Prostituyendo el largo plazo

El largo plazo es, muy probablemente, el mejor horizonte temporal para invertir. La bolsa de valores, como reflejo de la economía, no recoge todas las variaciones al instante.

Han de pasar meses e incluso años para que los mercados vayan yendo y viniendo hacia y desde el equilibrio. Los mercados no son eficientes durante todo el tiempo. El problema, por tanto, recae en que no sabemos en qué momentos tienen una valoración ajustada a la realidad.

Es decir, no sabemos si la bolsa ha subido demasiado y está sobrevalorada. O, por el contrario, si la bolsa ha caído mucho y está infravalorada.

Con esto en mente, la estrategia parece sencilla, comprar cuando la bolsa está barata y vender cuando la bolsa está cara. El problema, querido inversor, es que lo caro puede estar mucho más caro y lo barato seguir siendo más barato. Y no durante unos meses, sino durante años.

El economista John Maynard Keynes, que dijo que a largo plazo todos estaremos muertos, también dijo lo siguiente:

El mercado puede mantenerse más tiempo irracional, del que puedes mantener tu solvencia.

John Maynard Keynes

Lo dijo hace más de 80 años y la historia lejos de quitarle la razón, se la ha dado con creces.

Además, el largo plazo es incluso para aquellos que invierten a corto plazo. Incluso si fueras capaz de ganar un 30% anual (algo poco probable), el negocio está en seguir haciéndolo a largo plazo y reinvertir las ganancias. De lo contrario, ganarás mucho menos dinero.

No eres ni Warren Buffett, ni Ray Dalio, ni Jimon Simons

Y es por eso que la gestión pasiva y las aportaciones periódicas probablemente serán la mejor forma de invertir para la gran mayoría de los inversores. Que ni son Warren Buffett, ni Ray Dalio y mucho menos Jim Simons.

Sí, han conseguido grandes rentabilidades, lo que demuestra que es posible hacerlo. Sin embargo, hay defensores tanto de que son supervivientes lógicos del azar, como de que tienen métodos de inversión al alcance de muy pocos.

Tú no eres Buffett. Sé que es duro, pero reconocerlo es el primer paso. Las historias de los grandes inversores son muy chulas e inspiradoras, pero aquí venimos a ganar dinero no a hacernos pajas mentales.

Prostituyendo el largo plazo

En esta línea y bajo el argumento de que los grandes inversores invierten a largo plazo, han convertido este horizonte temporal en un verdadero cajón de sastre para todos aquellos que pierden el dinero de sus partícipes mientras llenan sus bolsillos con altas comisiones.

La esperanza es lo último que se pierde y siempre prometen que sus carteras tienen un potencial de revalorización muy alto.

¡Oh! Estoy perdiendo un 30% este año, pero no te preocupes que mi cartera tiene un potencial de revalorización en los próximos 4 años del 400%. Si has visto la película de El Lobo de Wall Street, recordarás esta escena ↓

La película no me gustó, pero tengo que reconocer que tiene escenas brillantes y esta es una de ellas. Aunque hable de los brókers, no pudieron reflejar mejor a gran parte de la industria. Incluido, por supuesto, a los fondos de inversión.
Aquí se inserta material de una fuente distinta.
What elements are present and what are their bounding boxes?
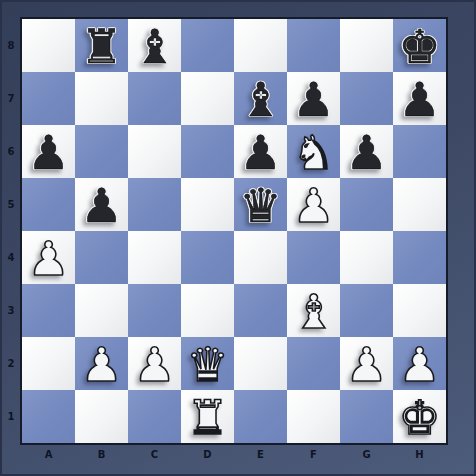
square-d8[interactable] <box>181 19 234 72</box>
square-c2[interactable]: ♟ <box>128 337 181 390</box>
square-e4[interactable] <box>234 231 287 284</box>
square-g7[interactable] <box>340 72 393 125</box>
square-b1[interactable] <box>75 390 128 443</box>
square-a2[interactable] <box>22 337 75 390</box>
square-h4[interactable] <box>393 231 446 284</box>
square-b7[interactable] <box>75 72 128 125</box>
file-label-c: C <box>128 446 181 462</box>
piece-black-pawn[interactable]: ♟ <box>398 76 440 123</box>
square-a4[interactable]: ♟ <box>22 231 75 284</box>
square-c3[interactable] <box>128 284 181 337</box>
square-h5[interactable] <box>393 178 446 231</box>
piece-black-bishop[interactable]: ♝ <box>239 76 281 123</box>
square-c8[interactable]: ♝ <box>128 19 181 72</box>
square-a1[interactable] <box>22 390 75 443</box>
rank-label-2: 2 <box>0 337 22 390</box>
square-e5[interactable]: ♛ <box>234 178 287 231</box>
file-label-f: F <box>287 446 340 462</box>
file-label-g: G <box>340 446 393 462</box>
rank-label-7: 7 <box>0 72 22 125</box>
piece-white-pawn[interactable]: ♟ <box>27 235 69 282</box>
square-g3[interactable] <box>340 284 393 337</box>
square-f6[interactable]: ♞ <box>287 125 340 178</box>
square-d1[interactable]: ♜ <box>181 390 234 443</box>
square-g2[interactable]: ♟ <box>340 337 393 390</box>
square-c5[interactable] <box>128 178 181 231</box>
square-h1[interactable]: ♚ <box>393 390 446 443</box>
square-a7[interactable] <box>22 72 75 125</box>
square-c1[interactable] <box>128 390 181 443</box>
square-e2[interactable] <box>234 337 287 390</box>
piece-black-pawn[interactable]: ♟ <box>239 129 281 176</box>
piece-black-pawn[interactable]: ♟ <box>292 76 334 123</box>
square-e8[interactable] <box>234 19 287 72</box>
square-c4[interactable] <box>128 231 181 284</box>
piece-white-queen[interactable]: ♛ <box>186 341 228 388</box>
square-h2[interactable]: ♟ <box>393 337 446 390</box>
square-b8[interactable]: ♜ <box>75 19 128 72</box>
square-d5[interactable] <box>181 178 234 231</box>
rank-label-3: 3 <box>0 284 22 337</box>
square-f5[interactable]: ♟ <box>287 178 340 231</box>
square-d4[interactable] <box>181 231 234 284</box>
rank-label-5: 5 <box>0 178 22 231</box>
square-f3[interactable]: ♝ <box>287 284 340 337</box>
piece-white-bishop[interactable]: ♝ <box>292 288 334 335</box>
file-label-d: D <box>181 446 234 462</box>
square-e1[interactable] <box>234 390 287 443</box>
square-b6[interactable] <box>75 125 128 178</box>
square-f1[interactable] <box>287 390 340 443</box>
square-b3[interactable] <box>75 284 128 337</box>
square-a3[interactable] <box>22 284 75 337</box>
square-e3[interactable] <box>234 284 287 337</box>
square-d3[interactable] <box>181 284 234 337</box>
piece-white-knight[interactable]: ♞ <box>292 129 334 176</box>
square-f8[interactable] <box>287 19 340 72</box>
file-label-b: B <box>75 446 128 462</box>
square-a6[interactable]: ♟ <box>22 125 75 178</box>
square-c6[interactable] <box>128 125 181 178</box>
square-d6[interactable] <box>181 125 234 178</box>
piece-black-king[interactable]: ♚ <box>398 23 440 70</box>
square-g8[interactable] <box>340 19 393 72</box>
piece-white-pawn[interactable]: ♟ <box>292 182 334 229</box>
square-h6[interactable] <box>393 125 446 178</box>
square-b4[interactable] <box>75 231 128 284</box>
square-a8[interactable] <box>22 19 75 72</box>
piece-black-pawn[interactable]: ♟ <box>345 129 387 176</box>
piece-white-rook[interactable]: ♜ <box>186 394 228 441</box>
piece-white-pawn[interactable]: ♟ <box>133 341 175 388</box>
square-g6[interactable]: ♟ <box>340 125 393 178</box>
piece-white-pawn[interactable]: ♟ <box>398 341 440 388</box>
square-d2[interactable]: ♛ <box>181 337 234 390</box>
square-h8[interactable]: ♚ <box>393 19 446 72</box>
square-e6[interactable]: ♟ <box>234 125 287 178</box>
square-g4[interactable] <box>340 231 393 284</box>
rank-label-1: 1 <box>0 390 22 443</box>
piece-black-queen[interactable]: ♛ <box>239 182 281 229</box>
board-frame: 87654321 ♜♝♚♝♟♟♟♟♞♟♟♛♟♟♝♟♟♛♟♟♜♚ ABCDEFGH <box>0 0 476 476</box>
rank-label-8: 8 <box>0 19 22 72</box>
square-f7[interactable]: ♟ <box>287 72 340 125</box>
square-a5[interactable] <box>22 178 75 231</box>
piece-white-pawn[interactable]: ♟ <box>80 341 122 388</box>
square-g1[interactable] <box>340 390 393 443</box>
file-label-h: H <box>393 446 446 462</box>
piece-black-pawn[interactable]: ♟ <box>80 182 122 229</box>
square-h7[interactable]: ♟ <box>393 72 446 125</box>
piece-black-bishop[interactable]: ♝ <box>133 23 175 70</box>
square-f4[interactable] <box>287 231 340 284</box>
piece-black-rook[interactable]: ♜ <box>80 23 122 70</box>
square-f2[interactable] <box>287 337 340 390</box>
square-e7[interactable]: ♝ <box>234 72 287 125</box>
square-b5[interactable]: ♟ <box>75 178 128 231</box>
square-g5[interactable] <box>340 178 393 231</box>
file-label-e: E <box>234 446 287 462</box>
square-d7[interactable] <box>181 72 234 125</box>
square-h3[interactable] <box>393 284 446 337</box>
square-c7[interactable] <box>128 72 181 125</box>
square-b2[interactable]: ♟ <box>75 337 128 390</box>
rank-labels: 87654321 <box>0 19 22 443</box>
piece-black-pawn[interactable]: ♟ <box>27 129 69 176</box>
rank-label-4: 4 <box>0 231 22 284</box>
piece-white-pawn[interactable]: ♟ <box>345 341 387 388</box>
board: ♜♝♚♝♟♟♟♟♞♟♟♛♟♟♝♟♟♛♟♟♜♚ <box>22 19 446 443</box>
piece-white-king[interactable]: ♚ <box>398 394 440 441</box>
file-labels: ABCDEFGH <box>22 446 446 462</box>
rank-label-6: 6 <box>0 125 22 178</box>
file-label-a: A <box>22 446 75 462</box>
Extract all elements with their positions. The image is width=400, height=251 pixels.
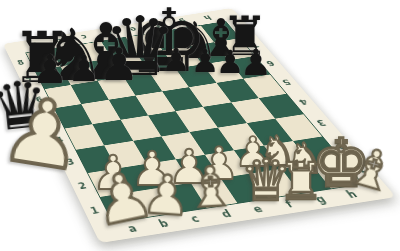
coordinate-file-c-top: c (80, 34, 89, 41)
coordinate-rank-2-right: 2 (333, 141, 347, 150)
coordinate-rank-8-right: 8 (235, 25, 246, 32)
coordinate-file-e-bottom: e (251, 204, 265, 214)
coordinate-rank-1-left: 1 (89, 205, 101, 215)
coordinate-rank-3-left: 3 (65, 158, 76, 167)
chess-set-product-photo: aa88bb77cc66dd55ee44ff33gg22hh11 ♜♝♞♚♟♟♟… (0, 0, 400, 251)
coordinate-rank-5-left: 5 (44, 115, 54, 123)
coordinate-file-d-bottom: d (219, 209, 233, 219)
coordinate-file-d-top: d (104, 30, 114, 37)
coordinate-file-e-top: e (128, 26, 138, 33)
coordinate-file-g-top: g (177, 18, 188, 25)
coordinate-rank-4-left: 4 (54, 136, 65, 145)
coordinate-file-c-bottom: c (189, 214, 201, 224)
coordinate-file-a-bottom: a (126, 223, 138, 234)
coordinate-rank-7-right: 7 (249, 42, 261, 49)
coordinate-file-b-bottom: b (157, 218, 170, 229)
playing-area (25, 21, 363, 223)
coordinate-rank-6-right: 6 (264, 59, 276, 66)
coordinate-file-h-top: h (202, 14, 213, 21)
coordinate-file-g-bottom: g (313, 194, 328, 204)
coordinate-file-f-bottom: f (283, 199, 294, 209)
coordinate-rank-5-right: 5 (280, 78, 292, 86)
coordinate-rank-6-left: 6 (34, 95, 44, 103)
coordinate-file-b-top: b (54, 38, 64, 45)
coordinate-rank-1-right: 1 (353, 164, 368, 174)
coordinate-file-h-bottom: h (344, 189, 359, 199)
coordinate-rank-4-right: 4 (297, 98, 310, 106)
coordinate-file-a-top: a (30, 41, 39, 48)
coordinate-file-f-top: f (154, 22, 162, 28)
coordinate-rank-2-left: 2 (77, 181, 88, 191)
coordinate-rank-8-left: 8 (16, 59, 25, 66)
chess-board: aa88bb77cc66dd55ee44ff33gg22hh11 (3, 8, 396, 243)
coordinate-rank-3-right: 3 (315, 119, 329, 128)
coordinate-rank-7-left: 7 (25, 77, 35, 84)
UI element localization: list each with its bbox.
Ellos pierden tu dinero, pero no te vayas a pensar que te reducen la comisión. Todo lo contrario, siguen ganando dinero a manos llenas. Todo mientras te mienten, se aprovechan de ti y te impulsan, cual secta, a formar parte de su filosofía de inversión.
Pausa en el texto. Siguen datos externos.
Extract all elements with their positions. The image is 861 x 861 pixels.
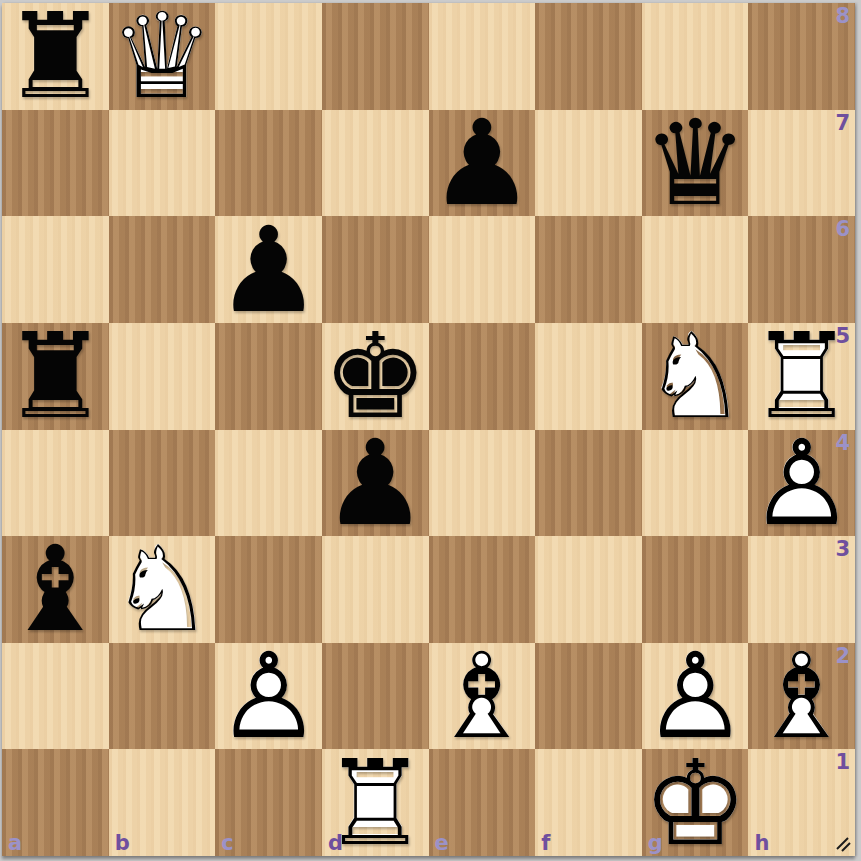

¿Se puede ganar dinero en bolsa al margen de la gestión pasiva? Por supuesto que sí. Hay miles de estrategias, muchas formas de hacer dinero. Pero hay aún más formas de ¡perder dinero!

No hay mucha diferencia entre los predicadores del day trading que te aseguran que te ganarás la vida con dos horitas al día tomándote un daikiri sentando en una hamaca en Varadero y los que aprovechan las bondades del largo plazo para saquearte.

No quiero decirte con esto que la gestión pasiva sea la única forma de que ganes dinero. ¡Pero que no te lo inviertan! Porque como diría Jesse Livermore:

Los enemigos mortales del especulador son: la ignorancia, la codicia, el miedo y la esperanza

Jesse Lauriston Livermore

Así que tú mismo, pero si las cosas se ponen feas, no estés haciendo rico a alguien que te está haciendo perder dinero. Porque una vez lo sepas, la culpa será tuya por seguir confiando.